Pour rendre les montants comparables, la base de calcul est fixée à 110 m², en zone H1c : après un bouquet complet, la consommation recule d'environ 15 100 kWh par an, soit près de 1 620 € au tarif de référence. Côté financement, l'assiette est plafonnée à 40 000 € HT dès trois classes gagnées, l'aide ANAH s'échelonne de 4 000 € à 32 000 € selon le revenu fiscal de référence, et l'accompagnement obligatoire est pris en charge jusqu'à 2 000 €.

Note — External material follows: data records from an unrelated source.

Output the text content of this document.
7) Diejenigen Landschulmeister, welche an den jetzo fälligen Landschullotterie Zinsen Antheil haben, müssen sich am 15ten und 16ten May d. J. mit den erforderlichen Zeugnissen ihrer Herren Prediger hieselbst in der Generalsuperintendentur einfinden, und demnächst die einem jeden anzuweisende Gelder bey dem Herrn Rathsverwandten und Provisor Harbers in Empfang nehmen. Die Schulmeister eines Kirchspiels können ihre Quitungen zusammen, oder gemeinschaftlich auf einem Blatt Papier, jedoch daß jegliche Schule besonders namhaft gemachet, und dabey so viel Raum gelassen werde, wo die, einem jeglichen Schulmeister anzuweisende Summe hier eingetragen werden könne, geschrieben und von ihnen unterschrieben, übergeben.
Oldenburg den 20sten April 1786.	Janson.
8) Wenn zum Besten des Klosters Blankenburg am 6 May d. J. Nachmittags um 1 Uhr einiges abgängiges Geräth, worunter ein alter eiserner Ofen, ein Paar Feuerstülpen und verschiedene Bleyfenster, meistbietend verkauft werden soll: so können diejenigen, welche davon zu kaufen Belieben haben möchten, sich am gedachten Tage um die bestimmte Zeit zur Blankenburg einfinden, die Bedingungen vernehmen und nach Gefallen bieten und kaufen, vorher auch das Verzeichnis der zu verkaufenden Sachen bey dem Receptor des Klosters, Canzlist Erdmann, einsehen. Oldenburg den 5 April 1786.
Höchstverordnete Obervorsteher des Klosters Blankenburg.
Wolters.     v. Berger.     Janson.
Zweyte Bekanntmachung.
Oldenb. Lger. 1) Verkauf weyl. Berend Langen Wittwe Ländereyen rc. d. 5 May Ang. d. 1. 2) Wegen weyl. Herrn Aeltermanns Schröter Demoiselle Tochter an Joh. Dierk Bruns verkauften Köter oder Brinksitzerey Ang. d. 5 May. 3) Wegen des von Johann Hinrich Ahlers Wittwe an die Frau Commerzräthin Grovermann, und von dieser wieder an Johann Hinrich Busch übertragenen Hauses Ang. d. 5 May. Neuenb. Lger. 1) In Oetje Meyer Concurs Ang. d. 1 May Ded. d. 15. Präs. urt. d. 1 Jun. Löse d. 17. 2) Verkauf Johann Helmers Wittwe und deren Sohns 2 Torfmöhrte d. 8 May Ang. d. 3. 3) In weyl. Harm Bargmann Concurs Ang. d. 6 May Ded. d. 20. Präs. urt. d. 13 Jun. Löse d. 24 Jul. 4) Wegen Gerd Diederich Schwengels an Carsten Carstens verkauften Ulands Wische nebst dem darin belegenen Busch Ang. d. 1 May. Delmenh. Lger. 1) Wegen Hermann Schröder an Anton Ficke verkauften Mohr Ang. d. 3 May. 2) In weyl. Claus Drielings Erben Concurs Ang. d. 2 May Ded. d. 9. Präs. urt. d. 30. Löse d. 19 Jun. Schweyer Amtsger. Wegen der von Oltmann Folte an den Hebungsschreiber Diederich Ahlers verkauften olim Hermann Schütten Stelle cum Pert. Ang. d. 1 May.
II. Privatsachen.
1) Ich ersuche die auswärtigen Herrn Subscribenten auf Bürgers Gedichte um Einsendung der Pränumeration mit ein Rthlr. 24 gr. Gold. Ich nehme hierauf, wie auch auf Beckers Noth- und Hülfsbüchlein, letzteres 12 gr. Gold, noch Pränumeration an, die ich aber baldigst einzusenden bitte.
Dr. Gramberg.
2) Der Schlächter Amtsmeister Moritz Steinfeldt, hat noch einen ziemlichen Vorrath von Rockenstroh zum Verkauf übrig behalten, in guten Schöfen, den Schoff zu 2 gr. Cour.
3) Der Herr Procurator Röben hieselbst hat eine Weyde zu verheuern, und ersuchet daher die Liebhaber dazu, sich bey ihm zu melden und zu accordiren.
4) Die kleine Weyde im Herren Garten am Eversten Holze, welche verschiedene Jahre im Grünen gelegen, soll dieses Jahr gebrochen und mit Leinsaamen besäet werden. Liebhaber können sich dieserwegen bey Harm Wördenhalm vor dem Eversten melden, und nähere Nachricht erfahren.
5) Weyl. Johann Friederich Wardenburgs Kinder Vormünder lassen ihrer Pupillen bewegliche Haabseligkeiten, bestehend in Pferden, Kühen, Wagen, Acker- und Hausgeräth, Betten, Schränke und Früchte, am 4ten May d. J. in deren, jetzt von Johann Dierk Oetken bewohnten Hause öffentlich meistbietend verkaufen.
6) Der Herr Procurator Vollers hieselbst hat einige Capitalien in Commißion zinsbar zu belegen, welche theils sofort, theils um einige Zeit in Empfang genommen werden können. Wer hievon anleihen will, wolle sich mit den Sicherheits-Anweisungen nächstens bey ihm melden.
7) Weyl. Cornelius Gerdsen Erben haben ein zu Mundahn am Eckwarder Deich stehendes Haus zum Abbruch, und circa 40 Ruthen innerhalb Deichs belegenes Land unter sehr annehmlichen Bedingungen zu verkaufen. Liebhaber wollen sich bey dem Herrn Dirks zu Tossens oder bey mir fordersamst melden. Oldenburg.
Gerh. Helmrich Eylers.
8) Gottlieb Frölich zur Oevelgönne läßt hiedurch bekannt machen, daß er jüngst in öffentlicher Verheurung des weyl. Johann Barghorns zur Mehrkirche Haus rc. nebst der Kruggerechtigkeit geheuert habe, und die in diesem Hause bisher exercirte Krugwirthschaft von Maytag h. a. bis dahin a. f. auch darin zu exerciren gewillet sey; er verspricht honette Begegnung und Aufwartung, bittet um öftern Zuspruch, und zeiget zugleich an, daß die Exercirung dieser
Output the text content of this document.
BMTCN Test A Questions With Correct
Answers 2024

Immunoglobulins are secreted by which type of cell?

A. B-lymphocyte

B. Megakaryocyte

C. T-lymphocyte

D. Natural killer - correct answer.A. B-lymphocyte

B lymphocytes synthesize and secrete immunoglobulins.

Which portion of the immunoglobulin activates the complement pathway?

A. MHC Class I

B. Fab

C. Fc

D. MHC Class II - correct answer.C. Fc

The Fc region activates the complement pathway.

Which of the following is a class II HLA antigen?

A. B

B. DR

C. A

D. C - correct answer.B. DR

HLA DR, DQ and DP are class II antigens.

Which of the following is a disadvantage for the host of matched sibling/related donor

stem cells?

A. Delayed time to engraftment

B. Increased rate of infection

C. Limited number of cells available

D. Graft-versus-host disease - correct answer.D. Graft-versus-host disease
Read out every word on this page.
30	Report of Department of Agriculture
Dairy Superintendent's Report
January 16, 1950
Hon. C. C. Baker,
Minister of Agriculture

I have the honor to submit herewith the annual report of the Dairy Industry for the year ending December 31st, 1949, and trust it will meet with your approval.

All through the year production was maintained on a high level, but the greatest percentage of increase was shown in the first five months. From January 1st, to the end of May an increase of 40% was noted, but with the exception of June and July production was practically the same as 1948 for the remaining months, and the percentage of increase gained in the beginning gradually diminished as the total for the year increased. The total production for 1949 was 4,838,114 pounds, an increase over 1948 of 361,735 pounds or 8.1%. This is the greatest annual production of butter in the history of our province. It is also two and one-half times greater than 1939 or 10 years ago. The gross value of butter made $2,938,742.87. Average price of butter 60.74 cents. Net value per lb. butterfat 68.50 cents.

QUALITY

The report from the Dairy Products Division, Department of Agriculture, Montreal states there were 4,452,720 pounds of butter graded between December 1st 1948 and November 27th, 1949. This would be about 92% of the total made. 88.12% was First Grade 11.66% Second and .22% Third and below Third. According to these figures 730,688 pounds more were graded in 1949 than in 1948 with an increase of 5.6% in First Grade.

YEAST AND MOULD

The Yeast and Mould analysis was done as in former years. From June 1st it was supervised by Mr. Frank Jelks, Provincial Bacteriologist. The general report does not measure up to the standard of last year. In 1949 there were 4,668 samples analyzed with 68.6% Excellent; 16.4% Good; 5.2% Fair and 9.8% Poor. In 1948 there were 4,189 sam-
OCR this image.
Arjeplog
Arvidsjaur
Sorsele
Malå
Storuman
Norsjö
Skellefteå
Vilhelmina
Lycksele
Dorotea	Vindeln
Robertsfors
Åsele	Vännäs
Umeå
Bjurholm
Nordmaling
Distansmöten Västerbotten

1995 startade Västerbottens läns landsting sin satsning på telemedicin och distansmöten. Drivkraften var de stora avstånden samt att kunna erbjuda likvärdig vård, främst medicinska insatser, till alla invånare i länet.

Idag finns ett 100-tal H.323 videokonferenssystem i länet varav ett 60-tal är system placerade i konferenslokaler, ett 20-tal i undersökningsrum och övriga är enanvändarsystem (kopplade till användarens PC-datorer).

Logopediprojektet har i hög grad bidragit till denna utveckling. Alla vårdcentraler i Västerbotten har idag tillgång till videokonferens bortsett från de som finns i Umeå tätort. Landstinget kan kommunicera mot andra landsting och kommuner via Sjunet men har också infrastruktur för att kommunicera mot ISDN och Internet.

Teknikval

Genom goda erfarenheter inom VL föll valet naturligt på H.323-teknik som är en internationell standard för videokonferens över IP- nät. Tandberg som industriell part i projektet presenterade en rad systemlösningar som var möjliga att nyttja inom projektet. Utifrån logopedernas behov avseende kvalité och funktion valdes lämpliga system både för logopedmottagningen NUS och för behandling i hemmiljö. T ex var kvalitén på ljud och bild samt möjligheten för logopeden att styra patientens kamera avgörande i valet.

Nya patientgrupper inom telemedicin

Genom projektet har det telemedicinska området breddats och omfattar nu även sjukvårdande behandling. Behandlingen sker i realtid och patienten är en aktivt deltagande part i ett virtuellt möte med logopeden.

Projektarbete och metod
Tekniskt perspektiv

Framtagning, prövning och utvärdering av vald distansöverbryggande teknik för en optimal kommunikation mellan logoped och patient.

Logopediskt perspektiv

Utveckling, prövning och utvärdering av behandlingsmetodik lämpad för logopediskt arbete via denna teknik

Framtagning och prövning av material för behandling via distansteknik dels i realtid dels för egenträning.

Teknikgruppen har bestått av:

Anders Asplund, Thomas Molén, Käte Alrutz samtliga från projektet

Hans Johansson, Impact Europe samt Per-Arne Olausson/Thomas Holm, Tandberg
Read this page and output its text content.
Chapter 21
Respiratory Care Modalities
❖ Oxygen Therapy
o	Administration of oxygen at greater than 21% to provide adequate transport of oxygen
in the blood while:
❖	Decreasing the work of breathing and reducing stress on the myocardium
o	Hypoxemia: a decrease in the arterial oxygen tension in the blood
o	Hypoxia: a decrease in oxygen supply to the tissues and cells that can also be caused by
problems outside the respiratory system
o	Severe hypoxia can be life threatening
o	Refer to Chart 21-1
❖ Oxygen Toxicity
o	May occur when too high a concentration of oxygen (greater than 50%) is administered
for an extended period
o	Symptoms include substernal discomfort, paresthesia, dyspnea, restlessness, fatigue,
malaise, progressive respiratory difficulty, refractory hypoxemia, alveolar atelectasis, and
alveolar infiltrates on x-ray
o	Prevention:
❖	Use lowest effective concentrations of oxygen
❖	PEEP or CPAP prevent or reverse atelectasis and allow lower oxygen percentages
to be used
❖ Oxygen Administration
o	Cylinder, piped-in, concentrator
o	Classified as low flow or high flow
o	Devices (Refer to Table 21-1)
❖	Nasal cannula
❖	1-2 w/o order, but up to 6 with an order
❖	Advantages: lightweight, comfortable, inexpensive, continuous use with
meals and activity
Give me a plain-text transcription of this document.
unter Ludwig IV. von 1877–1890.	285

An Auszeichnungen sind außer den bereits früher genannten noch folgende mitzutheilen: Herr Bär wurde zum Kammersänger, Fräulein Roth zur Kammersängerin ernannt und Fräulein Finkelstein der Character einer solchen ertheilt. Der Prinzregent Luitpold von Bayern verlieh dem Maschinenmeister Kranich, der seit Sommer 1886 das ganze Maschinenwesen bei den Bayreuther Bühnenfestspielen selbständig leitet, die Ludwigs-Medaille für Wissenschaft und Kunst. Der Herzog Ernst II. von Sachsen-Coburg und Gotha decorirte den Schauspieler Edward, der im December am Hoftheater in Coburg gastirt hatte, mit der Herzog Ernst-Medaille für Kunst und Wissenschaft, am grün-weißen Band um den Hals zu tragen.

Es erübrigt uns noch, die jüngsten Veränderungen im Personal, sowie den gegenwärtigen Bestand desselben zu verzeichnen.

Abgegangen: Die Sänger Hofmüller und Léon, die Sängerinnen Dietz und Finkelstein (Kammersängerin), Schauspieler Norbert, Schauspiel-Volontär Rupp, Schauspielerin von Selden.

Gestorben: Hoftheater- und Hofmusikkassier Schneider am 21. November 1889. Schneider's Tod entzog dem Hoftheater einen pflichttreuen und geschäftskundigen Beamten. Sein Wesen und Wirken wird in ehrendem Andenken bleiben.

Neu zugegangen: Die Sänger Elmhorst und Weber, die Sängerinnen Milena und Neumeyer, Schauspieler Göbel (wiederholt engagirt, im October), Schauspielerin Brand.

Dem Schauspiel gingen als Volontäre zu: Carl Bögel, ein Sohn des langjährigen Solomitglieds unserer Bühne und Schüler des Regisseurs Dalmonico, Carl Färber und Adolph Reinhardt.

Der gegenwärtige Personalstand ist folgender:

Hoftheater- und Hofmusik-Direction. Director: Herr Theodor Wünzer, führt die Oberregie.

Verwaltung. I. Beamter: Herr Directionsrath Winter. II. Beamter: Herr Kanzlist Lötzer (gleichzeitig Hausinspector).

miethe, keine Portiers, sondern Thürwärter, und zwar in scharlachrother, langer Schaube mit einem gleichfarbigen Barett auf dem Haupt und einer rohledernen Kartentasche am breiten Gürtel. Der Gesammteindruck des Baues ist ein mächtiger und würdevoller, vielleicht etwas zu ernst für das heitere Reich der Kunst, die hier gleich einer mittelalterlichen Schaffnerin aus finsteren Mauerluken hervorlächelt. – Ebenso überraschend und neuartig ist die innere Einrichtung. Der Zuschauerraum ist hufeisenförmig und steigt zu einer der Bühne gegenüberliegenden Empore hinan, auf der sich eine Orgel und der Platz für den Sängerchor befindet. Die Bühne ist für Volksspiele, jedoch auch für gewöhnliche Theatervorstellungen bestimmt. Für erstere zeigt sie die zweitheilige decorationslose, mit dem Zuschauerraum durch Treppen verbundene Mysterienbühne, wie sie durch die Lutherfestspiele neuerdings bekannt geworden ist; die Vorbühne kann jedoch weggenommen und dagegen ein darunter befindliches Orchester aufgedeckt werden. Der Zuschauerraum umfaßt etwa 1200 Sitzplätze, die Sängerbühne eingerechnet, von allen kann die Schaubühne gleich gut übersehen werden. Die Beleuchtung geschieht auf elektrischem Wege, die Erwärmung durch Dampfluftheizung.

Sur le plan de trésorerie : sur le cas type à Moutoux, le reste à charge d'un ménage très modeste ressort à 6 000 € après aide ANAH et prise en charge de l'accompagnement. Étalé sur quinze ans en éco-prêt à taux zéro, cela représente de l'ordre de 35 € par mois, à comparer aux 1 620 € d'économie annuelle attendue sur la facture d'énergie.
Une seule ligne du devis engage réellement l'entreprise : celle qui porte R ≥ 3 m².K/W en sous-face sur local non chauffé. Pour l'isolation du plancher bas à Moutoux, exiger sa présence écrite vaut mieux que toute garantie orale, car c'est cette valeur que l'organisme instructeur contrôle avant de solder le dossier.
Deux classes ou trois, la différence est d'abord financière : 30 000 € HT contre 40 000 € HT d'assiette à Moutoux. Le plancher bas pesant environ 2 750 €, il reste à comparer le coût du lot supplémentaire au gain d'aide obtenu en franchissant le palier.
Trois pièces décident du versement à Moutoux : le devis portant R ≥ 3 m².K/W en sous-face sur local non chauffé, l'attestation RGE de un isolateur intervenant en sous-sol et le contrôle de continuité en périphérie. Leur absence ne fait pas perdre le droit à l'aide — jusqu'à 32 000 € — mais elle en gèle le paiement.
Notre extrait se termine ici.